Cabaret Review

Image for Cabaret

Berlin in the 1920s. American Chanteuse Sally Bowles has a fling with bisexual British writer Brian Roberts and tries to carve out a career as a gold-digger, putting the moves on a handsome aristocrat, while the ascendant Nazis put a crimp in their madcap lifestyle.


As Germany swings darkly through the inflationary 1920s and brownshirts take over the streets, Minnelli's emigre entertainer Sally Bowles waves her painted fingernails ('divine decadence') and does weird jazz with venomous MC Joel Grey.

Christopher Isherwood's autobiographical Berlin stories (previously filmed as I Am a Camera, with Julie Harris as Sally) were turned into a play and then a Broadway musical, and are here wrestled into movie shape by chreographer Bob Fosse, who contributes an incredible razzle‑dazzle which landed the film up to its rolled stockings in Oscars. It tries a little too hard to cross The Gold Diggers of 1933 with The Rise of the Third Reich to be comfortable, but stands as a hugely enjoyable, occasionally chilling, musical.

The terrific score by John Kander and Fred Ebb includes showstoppers like 'Cabaret', 'Money Makes the World Go Around', 'If You Could See Her Though My Eyes' and, as repopularised by Spitting Image's Margaret Thatcher in the late 1980s, the second most-famous Nazi anthem (after ‘Springtime for Hitler’) written by Jews, 'Tomorrow Belongs to Me'.

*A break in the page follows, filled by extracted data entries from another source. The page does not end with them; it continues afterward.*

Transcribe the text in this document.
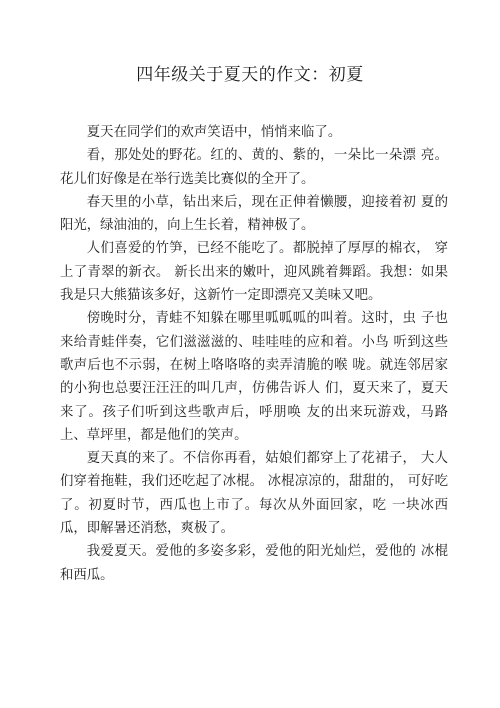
四年级关于夏天的作文：初夏

夏天在同学们的欢声笑语中，悄悄来临了。

看，那处处的野花。红的、黄的、紫的，一朵比一朵漂 亮。花儿们好像是在举行选美比赛似的全开了。

春天里的小草，钻出来后，现在正伸着懒腰，迎接着初 夏的阳光，绿油油的，向上生长着，精神极了。

人们喜爱的竹笋，已经不能吃了。都脱掉了厚厚的棉衣， 穿上了青翠的新衣。 新长出来的嫩叶，迎风跳着舞蹈。我想：如果我是只大熊猫该多好，这新竹一定即漂亮又美味又吧。

傍晚时分，青蛙不知躲在哪里呱呱呱的叫着。这时，虫 子也来给青蛙伴奏，它们滋滋滋的、哇哇哇的应和着。小鸟 听到这些歌声后也不示弱，在树上咯咯咯的卖弄清脆的喉 咙。就连邻居家的小狗也总要汪汪汪的叫几声，仿佛告诉人 们，夏天来了，夏天来了。孩子们听到这些歌声后，呼朋唤 友的出来玩游戏，马路上、草坪里，都是他们的笑声。

夏天真的来了。不信你再看，姑娘们都穿上了花裙子， 大人们穿着拖鞋，我们还吃起了冰棍。 冰棍凉凉的，甜甜的， 可好吃了。初夏时节，西瓜也上市了。每次从外面回家，吃 一块冰西瓜，即解暑还消愁，爽极了。

我爱夏天。爱他的多姿多彩，爱他的阳光灿烂，爱他的 冰棍和西瓜。
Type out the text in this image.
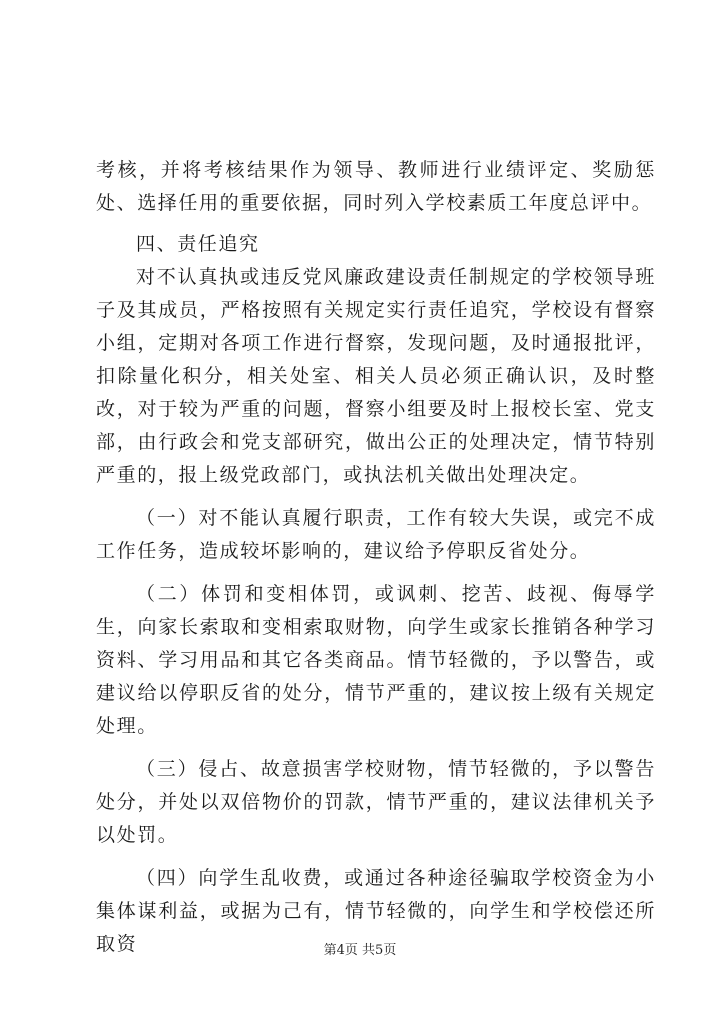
考核，并将考核结果作为领导、教师进行业绩评定、奖励惩处、选择任用的重要依据，同时列入学校素质工年度总评中。

四、责任追究

对不认真执或违反党风廉政建设责任制规定的学校领导班子及其成员，严格按照有关规定实行责任追究，学校设有督察小组，定期对各项工作进行督察，发现问题，及时通报批评，扣除量化积分，相关处室、相关人员必须正确认识，及时整改，对于较为严重的问题，督察小组要及时上报校长室、党支部，由行政会和党支部研究，做出公正的处理决定，情节特别严重的，报上级党政部门，或执法机关做出处理决定。

（一）对不能认真履行职责，工作有较大失误，或完不成工作任务，造成较坏影响的，建议给予停职反省处分。

（二）体罚和变相体罚，或讽刺、挖苦、歧视、侮辱学生，向家长索取和变相索取财物，向学生或家长推销各种学习资料、学习用品和其它各类商品。情节轻微的，予以警告，或建议给以停职反省的处分，情节严重的，建议按上级有关规定处理。

（三）侵占、故意损害学校财物，情节轻微的，予以警告处分，并处以双倍物价的罚款，情节严重的，建议法律机关予以处罚。

（四）向学生乱收费，或通过各种途径骗取学校资金为小集体谋利益，或据为己有，情节轻微的，向学生和学校偿还所取资	第4页 共5页
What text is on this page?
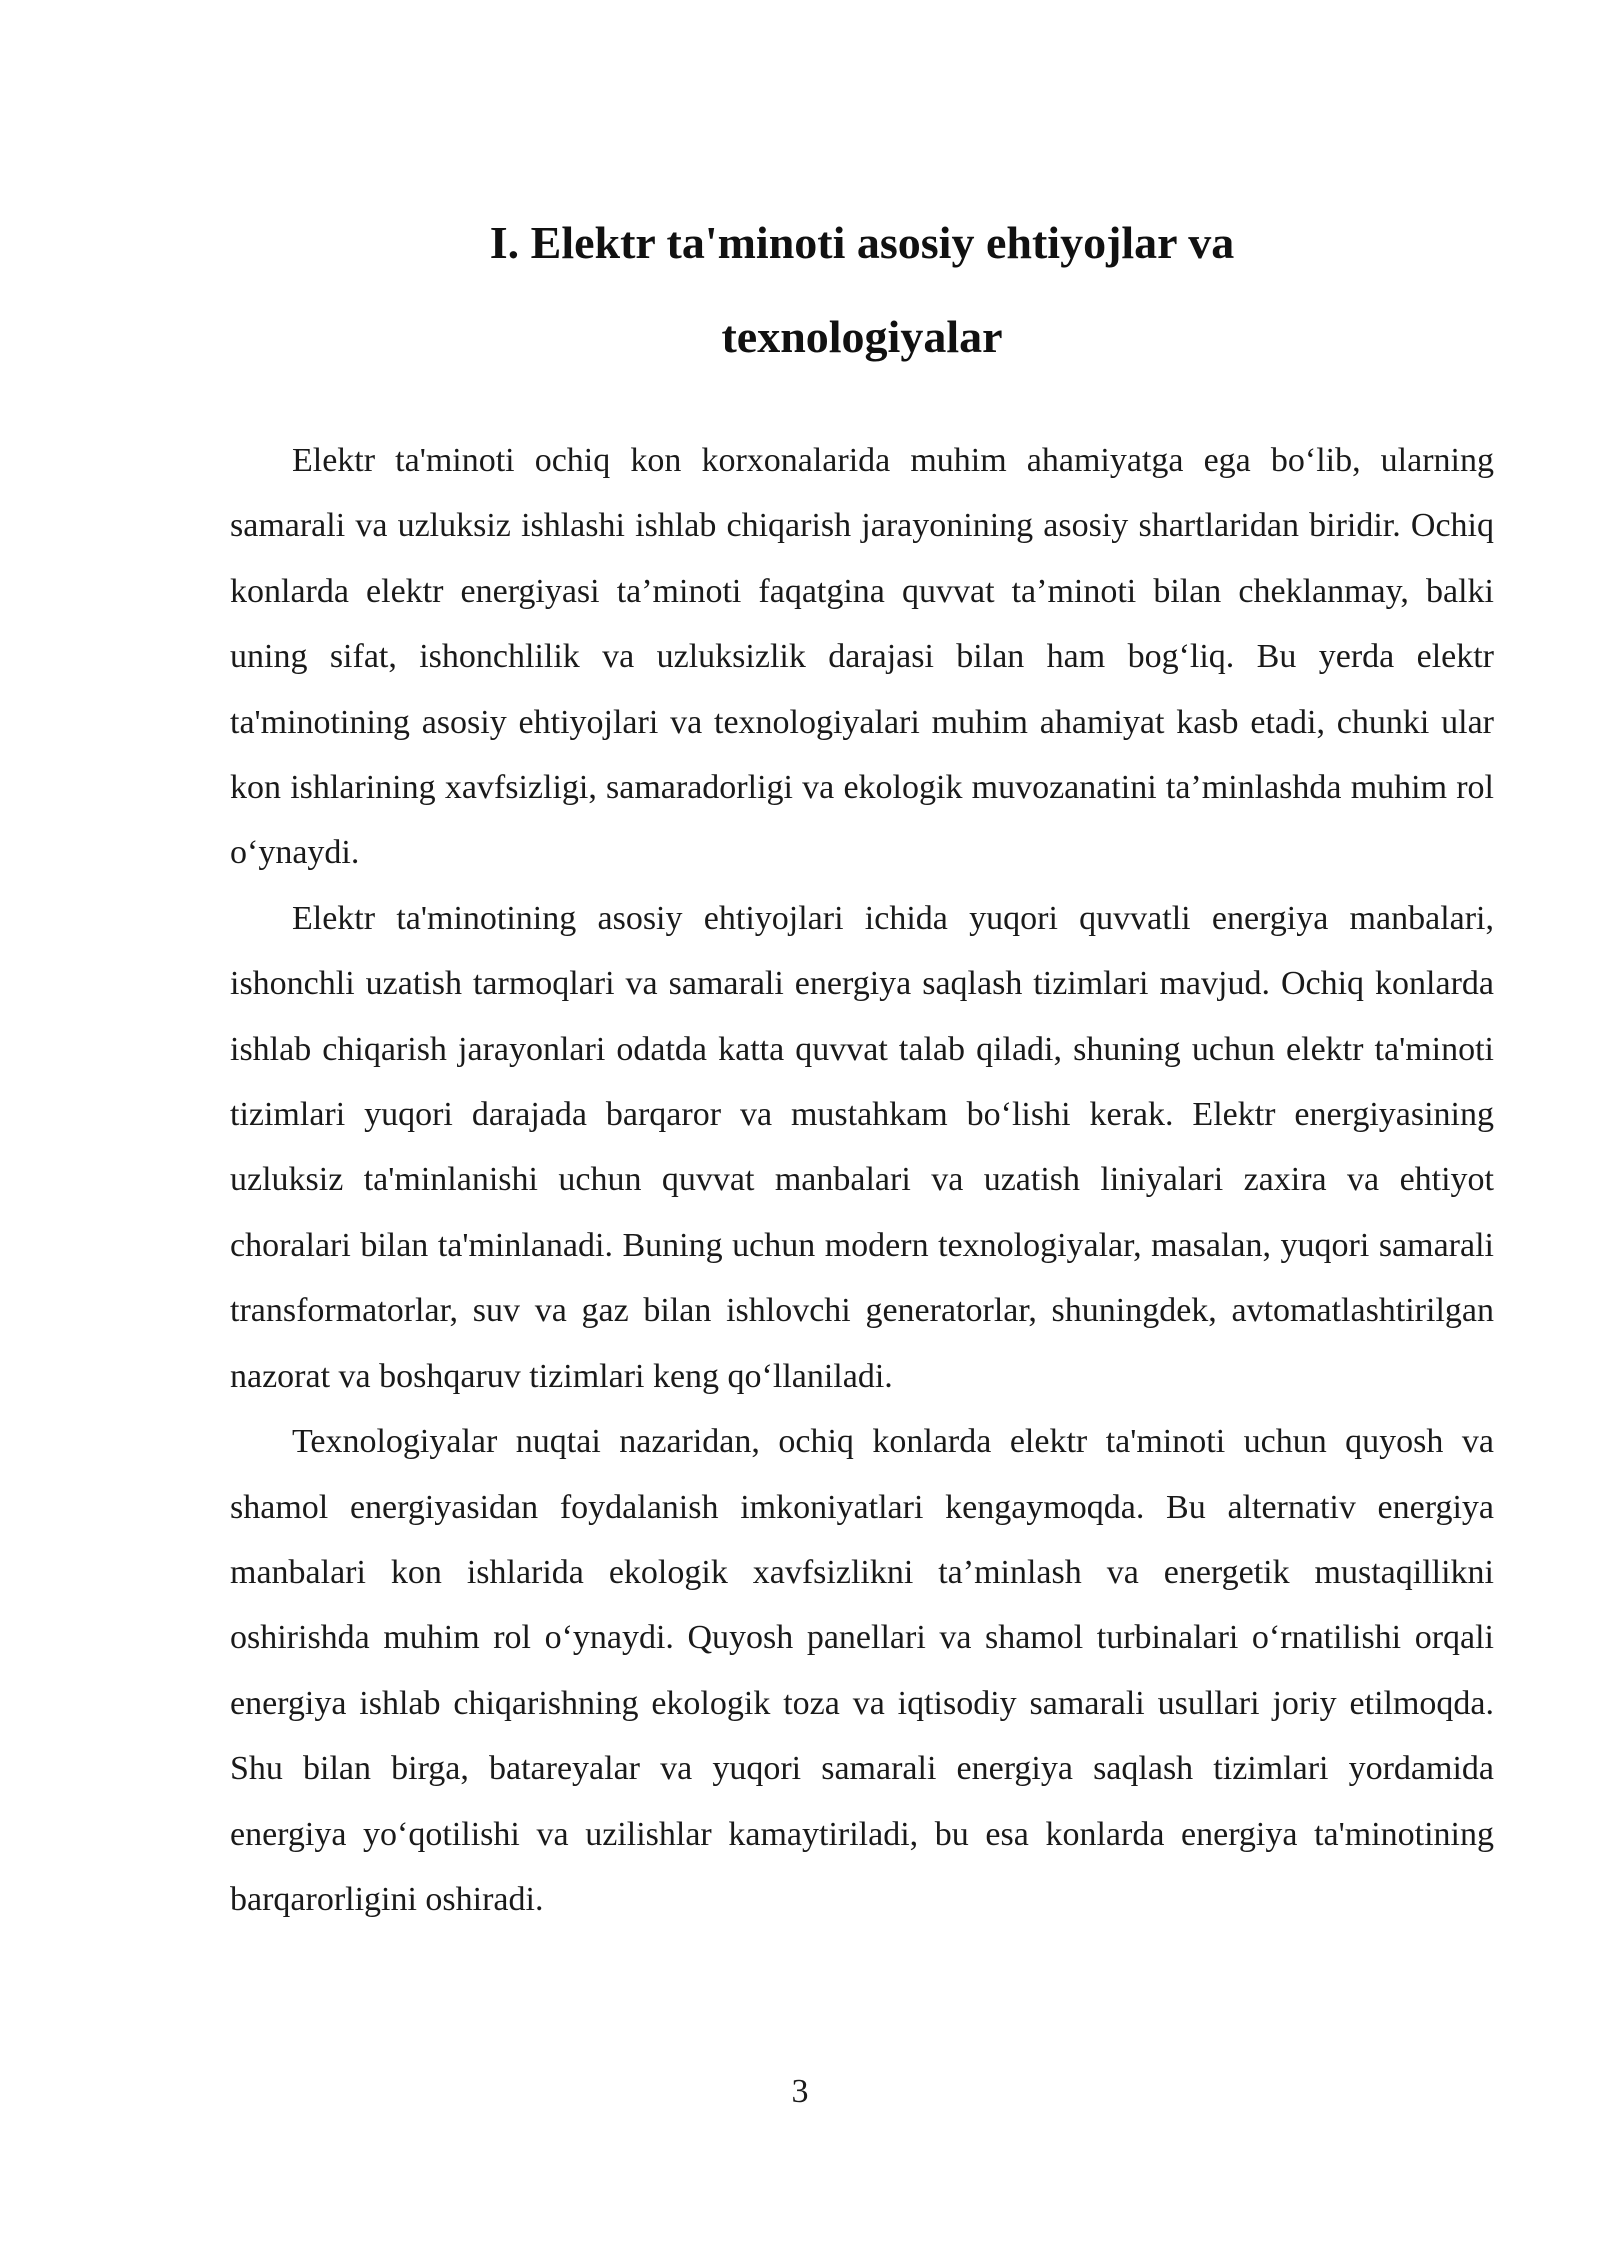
I. Elektr ta'minoti asosiy ehtiyojlar va
texnologiyalar

Elektr ta'minoti ochiq kon korxonalarida muhim ahamiyatga ega bo‘lib, ularning samarali va uzluksiz ishlashi ishlab chiqarish jarayonining asosiy shartlaridan biridir. Ochiq konlarda elektr energiyasi ta’minoti faqatgina quvvat ta’minoti bilan cheklanmay, balki uning sifat, ishonchlilik va uzluksizlik darajasi bilan ham bog‘liq. Bu yerda elektr ta'minotining asosiy ehtiyojlari va texnologiyalari muhim ahamiyat kasb etadi, chunki ular kon ishlarining xavfsizligi, samaradorligi va ekologik muvozanatini ta’minlashda muhim rol o‘ynaydi.

Elektr ta'minotining asosiy ehtiyojlari ichida yuqori quvvatli energiya manbalari, ishonchli uzatish tarmoqlari va samarali energiya saqlash tizimlari mavjud. Ochiq konlarda ishlab chiqarish jarayonlari odatda katta quvvat talab qiladi, shuning uchun elektr ta'minoti tizimlari yuqori darajada barqaror va mustahkam bo‘lishi kerak. Elektr energiyasining uzluksiz ta'minlanishi uchun quvvat manbalari va uzatish liniyalari zaxira va ehtiyot choralari bilan ta'minlanadi. Buning uchun modern texnologiyalar, masalan, yuqori samarali transformatorlar, suv va gaz bilan ishlovchi generatorlar, shuningdek, avtomatlashtirilgan nazorat va boshqaruv tizimlari keng qo‘llaniladi.

Texnologiyalar nuqtai nazaridan, ochiq konlarda elektr ta'minoti uchun quyosh va shamol energiyasidan foydalanish imkoniyatlari kengaymoqda. Bu alternativ energiya manbalari kon ishlarida ekologik xavfsizlikni ta’minlash va energetik mustaqillikni oshirishda muhim rol o‘ynaydi. Quyosh panellari va shamol turbinalari o‘rnatilishi orqali energiya ishlab chiqarishning ekologik toza va iqtisodiy samarali usullari joriy etilmoqda. Shu bilan birga, batareyalar va yuqori samarali energiya saqlash tizimlari yordamida energiya yo‘qotilishi va uzilishlar kamaytiriladi, bu esa konlarda energiya ta'minotining barqarorligini oshiradi.

3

Few movie musicals since the Busby Berkeley days have managed so well the trick of presenting musical numbers as self-contained set-pieces - sketches rather than pop videos - that comment upon rather than advance the 'story'. Liza Minnelli, whose subsequent career was been spotty at best, gets her one great moment centre-screen in a Louise Brooks haircut and fabulous ‘20s fashions, while the face-painted, sing-song Grey is amazing as a cross between Leonard Sachs, David Bowie and Dracula.

Winner of eight Academy Awards, this holds up as a great musical of style and sleaze. Liza Minnelli and Joel Grey are electrifying; director Bob Fosse's choreography and the camera work are scintillating.